For quite a number of years now, the Australian author Helen FitzGerald has been creating impeccable and harrowing domestic noir novels.
Now that the zeitgeist has finally caught up with her, FitzGerald is pushing at the boundaries of the form and twisting it into new and brilliant shapes.
The Exit is set in suburban Glasgow where FitzGerald lives and the story is told from the point of view of two perfectly evoked female characters who span the generations.
First up is Catherine, an apparently vacuous 23-year-old partygoer who takes a job at a care home to get her mum off her back and to save for a dream escape to Costa Rica. The narrative is shared with Rose, an 82-year-old resident of the care home, an award-winning children’s author and illustrator struggling with dementia.
Rose’s mind keeps dipping back into the past to a traumatic experience when she was 10, and the unreliable nature of her account of events is used terrifically by the author to throw doubt into the reader’s mind at every turn.
Rose suspects bad things are happening at the care home, really bad things, but no one takes her confused concerns seriously. Gradually Rose and Catherine strike up a friendship based on a shared hatred of authority, and Catherine begins to share Rose’s suspicions, while also having to deal with some major family trauma of her own.
With great skill, FitzGerald brings these two narrative threads together through a series of perfectly judged reveals and twists, and as the story reaches a terrifying climax the true depths to which certain characters have sunk will make you finish The Exit peeping between your fingers.

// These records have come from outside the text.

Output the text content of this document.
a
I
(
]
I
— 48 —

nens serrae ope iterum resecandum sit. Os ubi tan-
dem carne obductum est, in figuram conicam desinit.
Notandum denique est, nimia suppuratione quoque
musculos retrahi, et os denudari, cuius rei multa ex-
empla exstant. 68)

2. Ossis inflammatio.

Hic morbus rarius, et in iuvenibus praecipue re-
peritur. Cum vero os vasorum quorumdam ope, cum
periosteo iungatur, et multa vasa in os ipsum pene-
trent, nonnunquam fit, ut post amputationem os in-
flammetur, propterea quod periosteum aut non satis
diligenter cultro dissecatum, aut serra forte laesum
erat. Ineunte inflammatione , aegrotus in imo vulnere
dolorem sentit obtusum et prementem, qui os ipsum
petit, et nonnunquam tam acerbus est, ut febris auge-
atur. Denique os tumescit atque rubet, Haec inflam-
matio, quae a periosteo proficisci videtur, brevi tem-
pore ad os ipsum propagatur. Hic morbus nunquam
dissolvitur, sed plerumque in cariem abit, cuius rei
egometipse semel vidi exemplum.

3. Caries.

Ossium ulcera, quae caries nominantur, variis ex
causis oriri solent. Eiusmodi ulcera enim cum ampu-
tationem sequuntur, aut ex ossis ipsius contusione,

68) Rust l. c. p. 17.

But though the plot is expertly crafted, the real heart of The Exit is in the depiction of its central characters. The tiny details of Catherine’s young life and her obsessions are rendered superbly, while the disappointments and controlling nature of her mother are as sharp as a scalpel. Rose’s everyday frustrations are palpable, not only at her own dementia but at the perceived diminishing of her life by others as she has become elderly and dependent.

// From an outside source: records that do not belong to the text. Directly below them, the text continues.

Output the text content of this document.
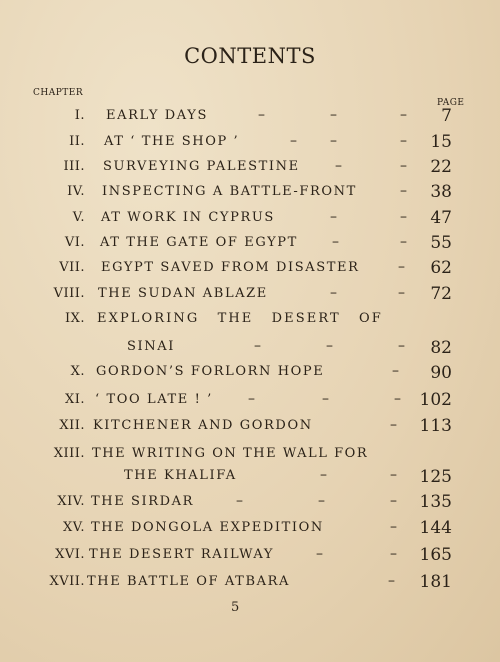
CONTENTS
CHAPTER
PAGE
I. EARLY DAYS	–	–	– 7
II. AT ‘ THE SHOP ’	– –	– 15
III. SURVEYING PALESTINE	–	– 22
IV. INSPECTING A BATTLE-FRONT	– 38
V. AT WORK IN CYPRUS	–	– 47
VI. AT THE GATE OF EGYPT –	– 55
VII. EGYPT SAVED FROM DISASTER	– 62
VIII. THE SUDAN ABLAZE	–	– 72
IX. EXPLORING THE DESERT OF
SINAI	–	–	– 82
X. GORDON’S FORLORN HOPE	– 90
XI. ‘ TOO LATE ! ’	–	–	– 102
XII. KITCHENER AND GORDON	– 113
XIII. THE WRITING ON THE WALL FOR
THE KHALIFA	–	– 125
XIV. THE SIRDAR	–	–	– 135
XV. THE DONGOLA EXPEDITION	– 144
XVI. THE DESERT RAILWAY	–	– 165
XVII. THE BATTLE OF ATBARA	– 181
5
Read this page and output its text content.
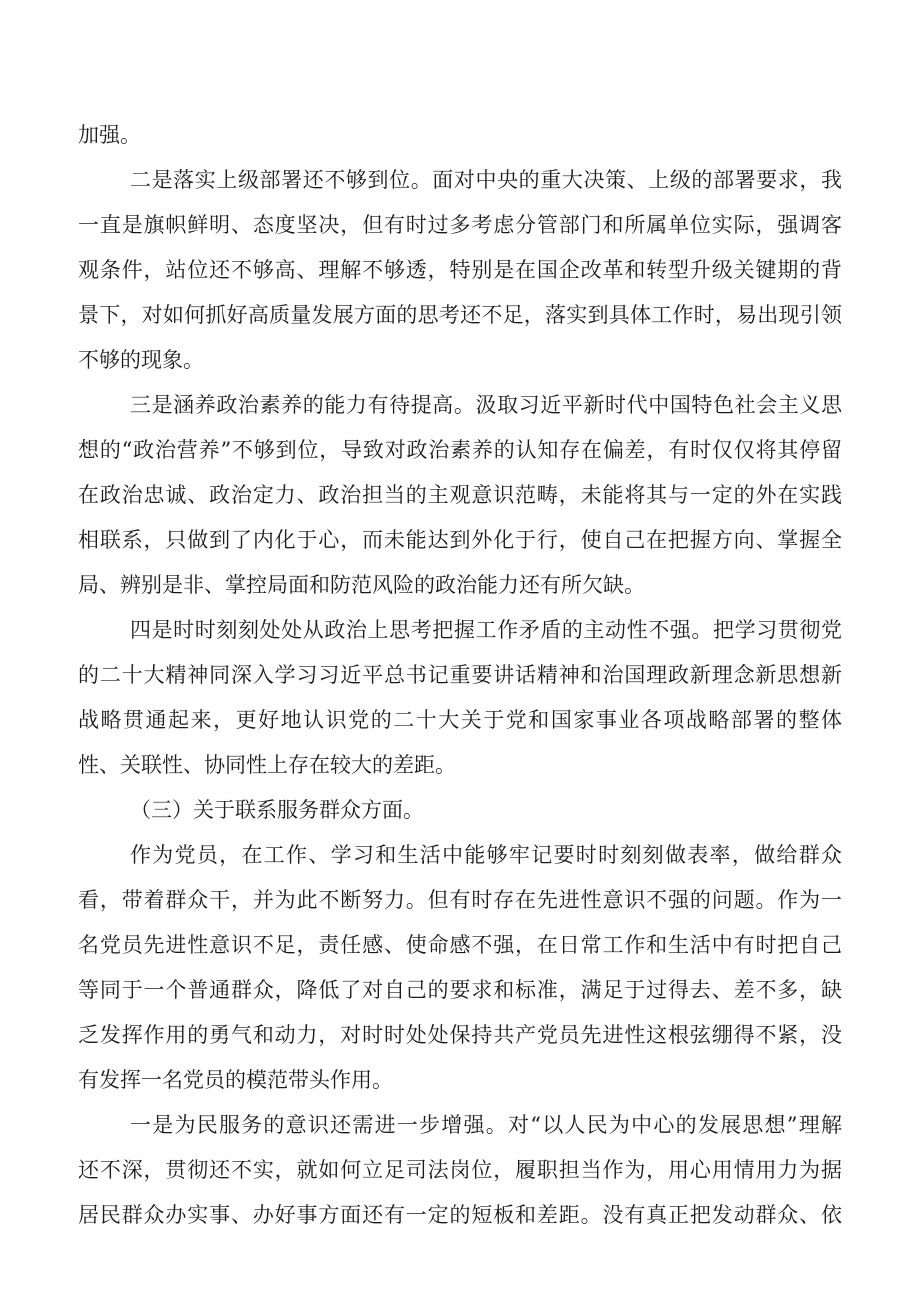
加强。

二是落实上级部署还不够到位。面对中央的重大决策、上级的部署要求，我

一直是旗帜鲜明、态度坚决，但有时过多考虑分管部门和所属单位实际，强调客

观条件，站位还不够高、理解不够透，特别是在国企改革和转型升级关键期的背

景下，对如何抓好高质量发展方面的思考还不足，落实到具体工作时，易出现引领

不够的现象。

三是涵养政治素养的能力有待提高。汲取习近平新时代中国特色社会主义思

想的“政治营养”不够到位，导致对政治素养的认知存在偏差，有时仅仅将其停留

在政治忠诚、政治定力、政治担当的主观意识范畴，未能将其与一定的外在实践

相联系，只做到了内化于心，而未能达到外化于行，使自己在把握方向、掌握全

局、辨别是非、掌控局面和防范风险的政治能力还有所欠缺。

四是时时刻刻处处从政治上思考把握工作矛盾的主动性不强。把学习贯彻党

的二十大精神同深入学习习近平总书记重要讲话精神和治国理政新理念新思想新

战略贯通起来，更好地认识党的二十大关于党和国家事业各项战略部署的整体

性、关联性、协同性上存在较大的差距。

（三）关于联系服务群众方面。

作为党员，在工作、学习和生活中能够牢记要时时刻刻做表率，做给群众

看，带着群众干，并为此不断努力。但有时存在先进性意识不强的问题。作为一

名党员先进性意识不足，责任感、使命感不强，在日常工作和生活中有时把自己

等同于一个普通群众，降低了对自己的要求和标准，满足于过得去、差不多，缺

乏发挥作用的勇气和动力，对时时处处保持共产党员先进性这根弦绷得不紧，没

有发挥一名党员的模范带头作用。

一是为民服务的意识还需进一步增强。对“以人民为中心的发展思想”理解

还不深，贯彻还不实，就如何立足司法岗位，履职担当作为，用心用情用力为据

居民群众办实事、办好事方面还有一定的短板和差距。没有真正把发动群众、依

FitzGerald’s world is so real you feel like you’re living in it already. There is a moral ambiguity to every situation – her good characters are never wholly good, her bad characters are never completely bad. The realism of her fictional universe and the empathy with which she depicts her cast of characters are key to the emotional engagement of the reader. As funny and messy and heartbreaking and horrible as real life can be, The Exit is a thriller for our times.